First a function named shuffle_split_data was created that acts as an alias for the train_test_split function from sklearn. The main difference is that the ordering of the data-sets is changed from both x’s followed by both y’s to both training sets followed by both testing sets. In this case a 70% training data, 30% test data split was used.
We split the data into training and testing subsets so that we can assess the model using a different data-set than what it was trained on, thus reducing the likelihood of overfitting the model to the training data and increasing the likelihood that it will generalize to other data.
There are several possible regression metrics to use, but I chose Mean Squared Error as the most appropriate performance metric for predicting housing prices because we are predicting a numeric value (a regression problem) and while Mean Absolute Error, Median Absolute Error, Explained Variance Score, or r2_score could also be used, I wanted a metric that would be based on the errors in the model and the MSE emphasizes larger errors more and so I felt it would be preferable.
The Mean Squared Error is an average of the squared differences between predicted values and the actual values.
The model was built using sklearn’s DecisionTreeRegressor, a non-parametric, tree-based algorithm (using the Classification and Regression Trees (CART) tree algorithm).
A grid search was used to find the optimal parameters (tree depth) for the DecisionTreeRegressor.

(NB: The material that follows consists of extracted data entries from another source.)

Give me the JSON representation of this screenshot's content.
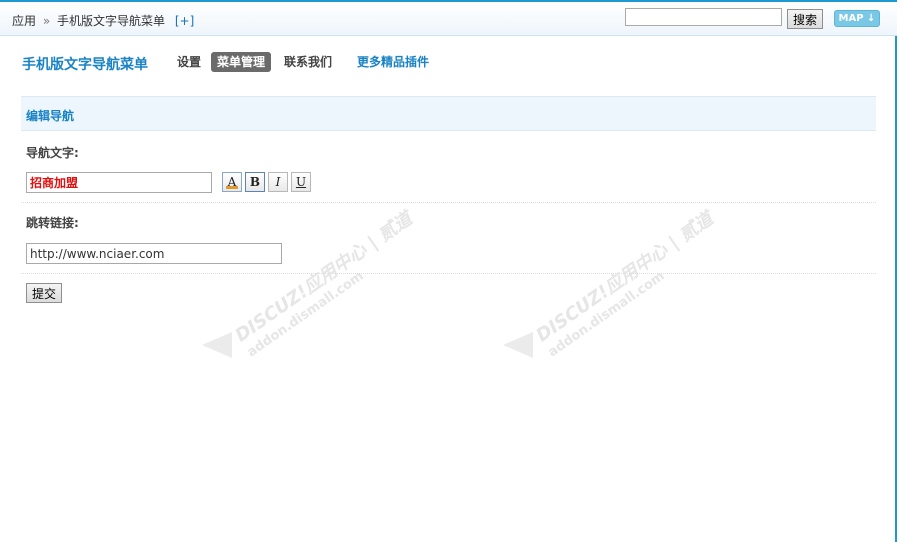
{
  "breadcrumb": {
    "root": "应用",
    "separator": "»",
    "current": "手机版文字导航菜单",
    "add_label": "[+]"
  },
  "search": {
    "value": "",
    "button_label": "搜索"
  },
  "map_button": {
    "label": "MAP ↓"
  },
  "header": {
    "plugin_title": "手机版文字导航菜单",
    "menu": {
      "settings": "设置",
      "manage": "菜单管理",
      "contact": "联系我们",
      "more": "更多精品插件"
    }
  },
  "section": {
    "title": "编辑导航"
  },
  "form": {
    "nav_text_label": "导航文字:",
    "nav_text_value": "招商加盟",
    "format_buttons": {
      "color": "A",
      "bold": "B",
      "italic": "I",
      "underline": "U"
    },
    "link_label": "跳转链接:",
    "link_value": "http://www.nciaer.com",
    "submit_label": "提交"
  },
  "watermark": {
    "brand": "DISCUZ!应用中心 | 贰道",
    "site": "addon.dismall.com"
  },
  "colors": {
    "accent": "#1a83c5",
    "active_tab": "#6b6b6b",
    "nav_text": "#e01010",
    "section_bg": "#eef6fd"
  }
}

The GridSearchCV algorithm exhaustively works through the parameters it is given to find the parameters that create the best model using cross-validation. Because it is exhaustive it is appropriate when the model-creation is not excessively computationally intensive, otherwise its run-time might be infeasible.
As mentioned, GridSearchCV uses cross-validation to find the optimal parameters for a model. Cross-validation is a method of testing a model by partitioning the data into subsets, with each subset taking a turn as the test set while the data not being used as a test-set is used as the training set. This allows the model to be tested against all the data-points, rather than having some data reserved exclusively as training data and the remainder exclusively as testing data.
Because grid-search attempts to find the optimal parameters for a model, it’s advantageous to use the same training and testing data in each case (case meaning a particular permutation of the parameters) so that the comparisons are equitable. One could simply perform an initial train-validation-test split and use this throughout the grid search, but this then risks the possibility that there was something in the initial split that will bias the outcome. By using all the partitions of the data as both test and training data, as cross-validation does, the chance of a bias in the splitting is reduced and at the same time all the parameter permutations are given the same data to be tested against.
In this case I used k=10 for the k-fold cross validation that the GridSearchCV uses.